Мелкими суетливыми движениями стащил с поверженного врага автомат, расстегнул ремень с новенькой оловянной пряжкой, украшенной свастикой и неразборчивой готической вязью, на котором болтались патронная сумка и нож, следом содрал ранец.
– Уходим отсюда, Ломоносов, – едва слышно выкашлял из себя лейтенант и вытер штык о мундир немца. – Поторопись!
– Ага! Ага! – прежним испуганным шёпотом отозвался маленький боец. – Я готов! – он попятился от лежавшего немца, ещё живого, пытавшегося всадить длинные, испачканные грязью пальцы в землю, хрипящего слабо – этот немец умирал.
– Куда пошёл? – просипел лейтенант недовольно. – Следуй за мной!

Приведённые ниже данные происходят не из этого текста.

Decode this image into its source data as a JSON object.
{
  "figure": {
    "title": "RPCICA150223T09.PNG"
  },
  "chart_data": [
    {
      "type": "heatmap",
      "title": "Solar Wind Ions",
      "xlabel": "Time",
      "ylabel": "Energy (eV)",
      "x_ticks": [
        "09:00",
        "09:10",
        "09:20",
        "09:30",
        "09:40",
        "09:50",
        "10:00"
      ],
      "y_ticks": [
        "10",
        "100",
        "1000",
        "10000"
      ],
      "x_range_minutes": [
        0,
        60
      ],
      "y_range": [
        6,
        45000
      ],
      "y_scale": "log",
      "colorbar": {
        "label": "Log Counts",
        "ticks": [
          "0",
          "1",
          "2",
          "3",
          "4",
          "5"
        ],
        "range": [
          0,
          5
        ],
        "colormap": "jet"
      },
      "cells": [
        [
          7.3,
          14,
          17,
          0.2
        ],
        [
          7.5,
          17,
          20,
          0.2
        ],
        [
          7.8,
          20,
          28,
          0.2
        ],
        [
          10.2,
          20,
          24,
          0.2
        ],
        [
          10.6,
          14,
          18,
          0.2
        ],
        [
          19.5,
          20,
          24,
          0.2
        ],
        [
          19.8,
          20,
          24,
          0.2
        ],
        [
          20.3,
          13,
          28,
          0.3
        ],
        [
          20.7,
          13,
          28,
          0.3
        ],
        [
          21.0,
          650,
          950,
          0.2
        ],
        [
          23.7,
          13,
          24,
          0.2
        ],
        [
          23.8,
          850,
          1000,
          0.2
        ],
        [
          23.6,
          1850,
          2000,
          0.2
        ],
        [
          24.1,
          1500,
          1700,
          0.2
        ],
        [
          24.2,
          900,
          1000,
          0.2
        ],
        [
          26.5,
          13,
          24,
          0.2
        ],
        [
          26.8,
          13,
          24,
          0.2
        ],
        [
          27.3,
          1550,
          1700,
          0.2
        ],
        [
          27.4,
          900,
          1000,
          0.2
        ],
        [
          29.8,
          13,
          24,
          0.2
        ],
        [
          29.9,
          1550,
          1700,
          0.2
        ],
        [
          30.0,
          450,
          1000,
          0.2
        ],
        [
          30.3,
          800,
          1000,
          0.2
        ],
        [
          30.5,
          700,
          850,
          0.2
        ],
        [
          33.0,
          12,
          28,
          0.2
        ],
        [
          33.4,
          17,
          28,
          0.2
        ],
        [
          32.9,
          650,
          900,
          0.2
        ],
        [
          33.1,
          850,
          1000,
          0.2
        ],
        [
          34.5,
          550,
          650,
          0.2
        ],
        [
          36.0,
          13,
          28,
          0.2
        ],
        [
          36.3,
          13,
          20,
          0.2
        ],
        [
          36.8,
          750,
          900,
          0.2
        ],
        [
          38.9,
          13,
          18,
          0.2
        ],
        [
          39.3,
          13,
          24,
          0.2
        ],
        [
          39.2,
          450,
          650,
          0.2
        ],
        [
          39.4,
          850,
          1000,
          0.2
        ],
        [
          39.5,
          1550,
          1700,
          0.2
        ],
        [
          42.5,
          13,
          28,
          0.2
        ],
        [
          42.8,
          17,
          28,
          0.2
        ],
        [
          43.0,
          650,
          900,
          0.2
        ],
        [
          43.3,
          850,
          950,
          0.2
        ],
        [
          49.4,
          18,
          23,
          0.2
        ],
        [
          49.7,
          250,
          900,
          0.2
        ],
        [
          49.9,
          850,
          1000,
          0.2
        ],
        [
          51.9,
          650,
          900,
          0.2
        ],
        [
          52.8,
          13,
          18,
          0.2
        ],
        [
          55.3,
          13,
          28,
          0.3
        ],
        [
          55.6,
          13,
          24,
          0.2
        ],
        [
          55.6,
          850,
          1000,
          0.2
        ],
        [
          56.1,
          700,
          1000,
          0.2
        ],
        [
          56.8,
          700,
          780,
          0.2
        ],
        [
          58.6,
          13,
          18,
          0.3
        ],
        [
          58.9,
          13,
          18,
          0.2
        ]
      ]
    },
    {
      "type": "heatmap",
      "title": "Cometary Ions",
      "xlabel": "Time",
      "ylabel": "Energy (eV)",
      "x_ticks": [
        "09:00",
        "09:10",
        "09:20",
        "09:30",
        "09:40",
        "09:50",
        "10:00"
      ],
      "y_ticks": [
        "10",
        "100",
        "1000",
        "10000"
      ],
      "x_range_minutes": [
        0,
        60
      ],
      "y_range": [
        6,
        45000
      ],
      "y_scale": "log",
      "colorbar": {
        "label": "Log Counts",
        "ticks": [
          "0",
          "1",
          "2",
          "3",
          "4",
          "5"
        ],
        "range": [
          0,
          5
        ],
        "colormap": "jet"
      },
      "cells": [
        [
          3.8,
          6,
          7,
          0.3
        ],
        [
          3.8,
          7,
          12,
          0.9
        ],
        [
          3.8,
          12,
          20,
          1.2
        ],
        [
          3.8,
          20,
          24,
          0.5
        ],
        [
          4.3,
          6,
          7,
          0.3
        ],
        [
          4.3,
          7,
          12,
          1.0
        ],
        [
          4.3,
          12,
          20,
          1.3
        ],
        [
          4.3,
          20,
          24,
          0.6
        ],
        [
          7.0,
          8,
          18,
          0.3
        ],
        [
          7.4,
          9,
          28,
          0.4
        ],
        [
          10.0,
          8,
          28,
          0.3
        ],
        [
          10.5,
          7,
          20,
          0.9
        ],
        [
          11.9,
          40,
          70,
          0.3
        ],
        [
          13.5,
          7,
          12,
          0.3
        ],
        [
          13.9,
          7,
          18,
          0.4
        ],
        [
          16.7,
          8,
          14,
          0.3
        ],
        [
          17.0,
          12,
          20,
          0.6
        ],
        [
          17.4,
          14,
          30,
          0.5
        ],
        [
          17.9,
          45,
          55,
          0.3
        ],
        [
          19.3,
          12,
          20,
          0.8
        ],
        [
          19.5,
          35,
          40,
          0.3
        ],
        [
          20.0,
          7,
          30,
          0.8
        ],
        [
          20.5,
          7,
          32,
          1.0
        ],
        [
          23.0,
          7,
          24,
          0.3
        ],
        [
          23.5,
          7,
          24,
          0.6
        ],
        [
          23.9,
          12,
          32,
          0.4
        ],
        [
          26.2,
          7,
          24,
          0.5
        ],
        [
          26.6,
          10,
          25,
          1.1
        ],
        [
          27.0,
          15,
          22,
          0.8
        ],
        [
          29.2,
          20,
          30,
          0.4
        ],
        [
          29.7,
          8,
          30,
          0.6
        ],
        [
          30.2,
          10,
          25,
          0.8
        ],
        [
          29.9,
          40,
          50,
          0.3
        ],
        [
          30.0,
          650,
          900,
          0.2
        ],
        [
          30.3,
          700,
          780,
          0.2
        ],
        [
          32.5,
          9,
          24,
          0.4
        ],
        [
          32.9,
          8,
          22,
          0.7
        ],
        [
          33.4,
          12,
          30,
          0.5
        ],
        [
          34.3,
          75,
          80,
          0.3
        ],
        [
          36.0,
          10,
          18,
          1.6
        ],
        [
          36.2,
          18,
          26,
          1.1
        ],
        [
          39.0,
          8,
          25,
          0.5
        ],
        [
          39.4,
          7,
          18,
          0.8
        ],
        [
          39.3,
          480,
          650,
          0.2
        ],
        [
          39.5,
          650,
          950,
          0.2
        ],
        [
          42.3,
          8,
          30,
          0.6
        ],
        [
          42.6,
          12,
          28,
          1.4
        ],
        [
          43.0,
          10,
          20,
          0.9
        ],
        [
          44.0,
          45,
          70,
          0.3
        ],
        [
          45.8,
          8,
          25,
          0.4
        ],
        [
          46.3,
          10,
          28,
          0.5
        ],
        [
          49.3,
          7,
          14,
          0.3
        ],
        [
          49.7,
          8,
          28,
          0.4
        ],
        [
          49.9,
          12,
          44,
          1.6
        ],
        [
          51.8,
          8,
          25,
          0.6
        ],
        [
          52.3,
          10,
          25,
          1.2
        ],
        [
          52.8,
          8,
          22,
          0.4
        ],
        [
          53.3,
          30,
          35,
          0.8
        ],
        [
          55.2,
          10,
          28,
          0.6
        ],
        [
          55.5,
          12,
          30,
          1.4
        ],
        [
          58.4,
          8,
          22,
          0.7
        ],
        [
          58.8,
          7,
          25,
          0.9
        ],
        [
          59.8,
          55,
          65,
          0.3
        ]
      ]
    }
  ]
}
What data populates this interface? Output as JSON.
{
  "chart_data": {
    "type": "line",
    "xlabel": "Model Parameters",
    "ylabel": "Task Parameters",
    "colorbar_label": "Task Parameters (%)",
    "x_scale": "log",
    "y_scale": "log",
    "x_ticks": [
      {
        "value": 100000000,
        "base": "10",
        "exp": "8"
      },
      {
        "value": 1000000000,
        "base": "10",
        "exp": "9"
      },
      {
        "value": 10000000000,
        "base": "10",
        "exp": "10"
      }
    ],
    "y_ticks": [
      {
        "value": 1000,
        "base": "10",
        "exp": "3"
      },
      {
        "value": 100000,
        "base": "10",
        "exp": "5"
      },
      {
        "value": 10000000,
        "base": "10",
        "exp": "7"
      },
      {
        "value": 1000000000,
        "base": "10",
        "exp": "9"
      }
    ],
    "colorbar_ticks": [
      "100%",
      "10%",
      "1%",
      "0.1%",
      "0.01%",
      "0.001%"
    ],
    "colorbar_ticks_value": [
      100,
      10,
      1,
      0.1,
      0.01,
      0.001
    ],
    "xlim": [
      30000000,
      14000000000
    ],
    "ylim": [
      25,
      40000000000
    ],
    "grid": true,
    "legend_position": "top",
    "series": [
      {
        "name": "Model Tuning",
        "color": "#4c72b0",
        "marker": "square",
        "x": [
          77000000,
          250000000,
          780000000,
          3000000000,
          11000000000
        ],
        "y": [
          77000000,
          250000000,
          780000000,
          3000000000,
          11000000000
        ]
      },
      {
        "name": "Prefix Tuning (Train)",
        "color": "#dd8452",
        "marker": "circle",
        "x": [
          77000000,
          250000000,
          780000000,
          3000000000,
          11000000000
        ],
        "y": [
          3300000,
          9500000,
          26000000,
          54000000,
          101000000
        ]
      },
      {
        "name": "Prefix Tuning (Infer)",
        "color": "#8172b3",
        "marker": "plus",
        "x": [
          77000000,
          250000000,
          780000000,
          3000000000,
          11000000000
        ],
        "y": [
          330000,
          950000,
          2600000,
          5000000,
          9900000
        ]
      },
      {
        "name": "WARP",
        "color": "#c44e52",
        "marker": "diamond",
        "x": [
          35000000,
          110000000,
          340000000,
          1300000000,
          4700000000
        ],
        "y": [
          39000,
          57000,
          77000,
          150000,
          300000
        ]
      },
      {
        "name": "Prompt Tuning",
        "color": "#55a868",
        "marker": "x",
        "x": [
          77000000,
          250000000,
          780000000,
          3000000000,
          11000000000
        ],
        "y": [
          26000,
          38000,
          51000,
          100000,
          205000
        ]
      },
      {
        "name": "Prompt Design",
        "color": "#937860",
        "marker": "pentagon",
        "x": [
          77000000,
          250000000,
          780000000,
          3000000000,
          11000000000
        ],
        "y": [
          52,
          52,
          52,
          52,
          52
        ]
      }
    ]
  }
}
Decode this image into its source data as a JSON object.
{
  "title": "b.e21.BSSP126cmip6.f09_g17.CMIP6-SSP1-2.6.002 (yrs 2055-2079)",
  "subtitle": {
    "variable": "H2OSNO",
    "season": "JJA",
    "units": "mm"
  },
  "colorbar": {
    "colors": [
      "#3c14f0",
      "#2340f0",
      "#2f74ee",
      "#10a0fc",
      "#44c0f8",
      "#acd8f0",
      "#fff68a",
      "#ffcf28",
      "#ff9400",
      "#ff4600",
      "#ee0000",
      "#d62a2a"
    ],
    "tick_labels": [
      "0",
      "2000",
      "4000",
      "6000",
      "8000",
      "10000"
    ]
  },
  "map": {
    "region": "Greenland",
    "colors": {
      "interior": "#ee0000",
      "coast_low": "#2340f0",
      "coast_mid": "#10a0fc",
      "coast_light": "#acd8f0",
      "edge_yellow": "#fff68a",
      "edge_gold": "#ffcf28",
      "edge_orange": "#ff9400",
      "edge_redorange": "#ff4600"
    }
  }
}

Ломоносов опасливо обогнул немца и ткнулся рукой в спину лейтенанта. Втянул в себя сквозь зубы воздух, помотал головой протестующее – из глаз его обвально потекли слёзы: маленького солдата начало выворачивать наизнанку. Слишком уж страшной была картина убийства. А лейтенанту хоть бы хны – уложил человека и даже не чихнул.
Через несколько секунд Ломоносов уже бежал за лейтенантом, стараясь не отстать от него, волок за собой винтовку, два ранца и немецкий автомат. Надо было бы остановиться, поправить на себе имущество, но лейтенант не останавливался, рассекал своим длинным телом туман, то поднимающийся над землёй, то опускающийся вниз. Ломоносов, боясь потерять командира, не отставал от него, давился воздухом, чем-то ещё, чему он и названия не знал, – горячим, противным. Не хватало кислорода, сердце грозило вот-вот остановиться. Казалось, через несколько секунд должен наступить конец света…
Но он так и не наступил. Пограничники выскочили на опушку леса – жидкую, остро пахнущую пороховой кислятиной, забитую поваленными деревьями, и Чердынцев запрещающе махнул рукой, будто железнодорожный семафор опустил:
– Стой!
Маленький боец остановился. Ноги у него дрожали, подкашивались, из уголков рта вытекали две тонкие струйки – похоже, в Ломоносове вскипела слюна, – струйки обмокрили подбородок и устремились вниз, под воротник гимнастёрки.
Жалко выглядел маленький солдат. Но и лейтенант выглядел не лучше. Чердынцев снова махнул рукой и, словно бы сломав в себе некую преграду, плашмя рухнул вниз, под высокий, с крупными комьями земли, приставшими к корням, комель уничтоженного снарядом дерева. По вялым, уже мёртвым листьям невозможно было понять, что это за дерево – то ли клён, то ли ещё что-то… Впрочем, лейтенанту было не до этого, да и он, житель городской, в деревьях особо не разбирался.
Было уже светло, ночь отступала проворно, хотя кое-где, в глухих местах, и старалась задержаться, воздух наполнился ангельской розовиной – рассвет брал своё.
Через несколько минут лейтенант зашевелился, приподнялся над землёй.
К опушке леса примыкало большое, засеянное хлебом поле, его надо было одолеть, пока рассвет не наступил окончательно, иначе позже, при солнце, их любой немчура снимет из пулемёта, они будут находиться словно бы на ладони, лейтенант засипел досадливо, изгоняя из глотки усталую мокреть, мешавшую дышать.